Лежу где-то на диване, а тела-то у меня и нет. Так во мне все легко и расслаблено. Рот запекся какой-то противной сладостью. Только одно сознание и сохранилось: что вот я есть, живу, лежу где-то и притом так еще лежу, что голова у меня в яме.
Слышу разговор.
"Пускай, пускай! Это интересный случай, я хочу проследить".
Другой ему что-то возражает, вроде того, что неудобно, инструкция, пойдут слухи, лучше бы сейчас же сделать инъекцию, и опять первый говорит:
"Вы же видели - припадок, что он знает?"
Открыл глаза, смотрю - около меня тот, которого я хозяином называл. Стоит, за руку меня держит.
Увидел, что я очнулся, спрашивает:
"Ну как?"
Я только головой покачал.
Он улыбнулся, наклонился надо мной и говорит:
"Знаете, несчастье случилось, ночью, когда вы были в лаборатории, баллон с газом разорвало. Ну да вы крепкий, выжили".
Я ему на это ничего не ответил. Опять глаза закрыл. Все тело качается, звенит и как будто улетает куда-то, даже легкая тошнота от этого качания и полета. И так мне на все это наплевать, так мне это легко и безразлично, что ни думать, ни говорить, ни жить не хочется. "Инъекция! - думаю. - Черт с вами, пусть инъекция!.." Слышу опять:
"Нет, все-таки надо бы..."
"Э, - думаю, - да коли ты! Коли скорее! Коли да уходи, чтоб я голос твой не слышал!"
И вдруг мой хозяин тому эдак резко: "Оставьте!".
Потом опять тишина - ушли, значит.
Курт снова вынул из кармана платок и тщательно вытер лицо. Его левая щека теперь безостановочно дергалась.
- Ну что ж, - начал отец и поднялся с кресла, - как же вы?..
Вдруг мать быстро повернулась к окну.
Гулко и повелительно раздался в саду автомобильный гудок.

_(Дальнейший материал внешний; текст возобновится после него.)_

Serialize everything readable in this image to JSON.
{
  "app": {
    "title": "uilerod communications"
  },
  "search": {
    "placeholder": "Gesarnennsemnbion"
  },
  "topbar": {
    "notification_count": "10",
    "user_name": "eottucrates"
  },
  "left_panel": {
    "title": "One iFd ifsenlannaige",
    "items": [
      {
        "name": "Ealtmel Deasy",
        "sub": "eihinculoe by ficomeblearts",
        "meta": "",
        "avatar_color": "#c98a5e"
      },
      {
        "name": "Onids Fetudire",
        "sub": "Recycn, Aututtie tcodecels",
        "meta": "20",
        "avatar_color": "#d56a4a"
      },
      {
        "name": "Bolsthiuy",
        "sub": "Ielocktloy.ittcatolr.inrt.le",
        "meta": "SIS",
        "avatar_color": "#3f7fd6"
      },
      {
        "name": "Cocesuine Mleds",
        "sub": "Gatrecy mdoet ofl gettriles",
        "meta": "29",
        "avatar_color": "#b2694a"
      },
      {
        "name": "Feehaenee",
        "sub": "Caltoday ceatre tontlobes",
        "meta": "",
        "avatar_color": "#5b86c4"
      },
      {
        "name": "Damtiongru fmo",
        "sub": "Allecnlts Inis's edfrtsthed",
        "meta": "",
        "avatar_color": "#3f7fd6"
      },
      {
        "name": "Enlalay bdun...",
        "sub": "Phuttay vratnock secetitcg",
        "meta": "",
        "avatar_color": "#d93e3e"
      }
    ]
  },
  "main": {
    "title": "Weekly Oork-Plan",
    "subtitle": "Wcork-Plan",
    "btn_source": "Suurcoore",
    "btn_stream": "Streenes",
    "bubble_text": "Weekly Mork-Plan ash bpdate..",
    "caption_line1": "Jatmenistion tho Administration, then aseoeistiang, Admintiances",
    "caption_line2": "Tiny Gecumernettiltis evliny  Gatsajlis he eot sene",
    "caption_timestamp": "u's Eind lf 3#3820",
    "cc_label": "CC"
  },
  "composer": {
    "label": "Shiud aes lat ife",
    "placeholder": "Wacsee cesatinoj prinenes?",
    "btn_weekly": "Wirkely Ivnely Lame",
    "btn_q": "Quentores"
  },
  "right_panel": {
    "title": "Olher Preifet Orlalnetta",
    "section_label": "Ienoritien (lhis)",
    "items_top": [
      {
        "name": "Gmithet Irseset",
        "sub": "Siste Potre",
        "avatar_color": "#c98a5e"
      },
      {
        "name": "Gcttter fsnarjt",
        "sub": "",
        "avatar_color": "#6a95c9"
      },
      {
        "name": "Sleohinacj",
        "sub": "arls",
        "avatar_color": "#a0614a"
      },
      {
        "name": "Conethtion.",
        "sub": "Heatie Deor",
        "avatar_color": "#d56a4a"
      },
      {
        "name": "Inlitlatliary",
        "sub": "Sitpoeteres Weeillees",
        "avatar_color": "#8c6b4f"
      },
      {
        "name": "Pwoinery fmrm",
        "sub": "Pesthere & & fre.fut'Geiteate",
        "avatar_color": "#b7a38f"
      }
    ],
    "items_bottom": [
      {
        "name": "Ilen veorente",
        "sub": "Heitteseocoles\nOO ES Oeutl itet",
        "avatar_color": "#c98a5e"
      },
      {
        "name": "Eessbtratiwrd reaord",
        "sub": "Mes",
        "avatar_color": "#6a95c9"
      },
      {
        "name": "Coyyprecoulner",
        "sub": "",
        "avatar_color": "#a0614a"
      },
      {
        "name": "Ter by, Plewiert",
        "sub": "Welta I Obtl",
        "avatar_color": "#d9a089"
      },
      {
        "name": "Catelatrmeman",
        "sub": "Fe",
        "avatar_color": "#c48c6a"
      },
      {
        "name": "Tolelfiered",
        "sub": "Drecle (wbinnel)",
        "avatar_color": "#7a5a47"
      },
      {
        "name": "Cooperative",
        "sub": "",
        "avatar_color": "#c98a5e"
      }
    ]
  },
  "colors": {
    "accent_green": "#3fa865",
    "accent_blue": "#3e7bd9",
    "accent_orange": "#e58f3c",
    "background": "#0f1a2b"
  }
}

Вошел высокий, статный человек в сером плаще и, не закрывая дверь на террасу, остановился, улыбаясь и смотря на нас. Сзади, в уже сгустившейся, но прозрачной темноте, копошились еще люди, но он стоял, загораживая им вход и легко переводя глаза с отца на мать и с матери на меня. При этом он улыбался сдержанно, тонко, как будто чего-то выжидая и спрашивая.
- Боже мой! - сказала мать с почти религиозным ужасом и пошла на него, простирая руки.
Я быстро взглянул на нее - лицо у матери было вытянувшееся, не выражающее ничего, кроме одного безграничного удивления и если радости, то радости смутной, невыявившейся и только готовой вот-вот прорваться. Приезд дяди как будто придавил ее своей неожиданностью и значимостью.
Я посмотрел на отца. Он сидел, глубоко уйдя в кресло, глупо полуоткрыв рот, и смотрел на вошедшего растерянно и беспокойно.
Я повернулся к Курту. Курта уже не было.
- Ну, ну, Берта! - сказал вошедший, простирая руки, и тут мать бросилась к нему.
Он схватил ее за виски и мгновение неподвижно смотрел ей в лицо. Потом привлек к себе и звучно поцеловал в обе щеки. Затем отодвинул от себя ее голову, посмотрел и сказал:
- Нет, нет, совсем изменилась.
И еще раз поцеловал - в самые губы.
- Господи, Господи! - говорила мать, и голос у нее был как у человека, подавленного неожиданным и незаслуженным счастьем. - Дай хотя бы посмотреть на тебя... Нет, тот... тот, прежний... Постарел только немного... Вон серебряные нитки в волосах, тут морщинки... А так все такой же... Но когда же ты приехал?.. Ведь мы ждали тебя еще неделю тому назад... А ты...
- Ну как же, - сказал дядя, - я ведь в письме писал, когда!
Он улыбнулся, теперь уже счастливо, ясно и широко.
- Господи, Господи! - повторяла мать, не отрываясь от его красивого, чисто выбритого и бледного лица. Казалось, что она все еще не может опомниться от радости. - Ты бы хоть известил "молнией", ведь и комната-то для тебя еще...
- Да что комната! - отмахнулся дядя. - Мое дело солдатское, я, знаешь... Но подожди, я еще с профессором не поздоровался.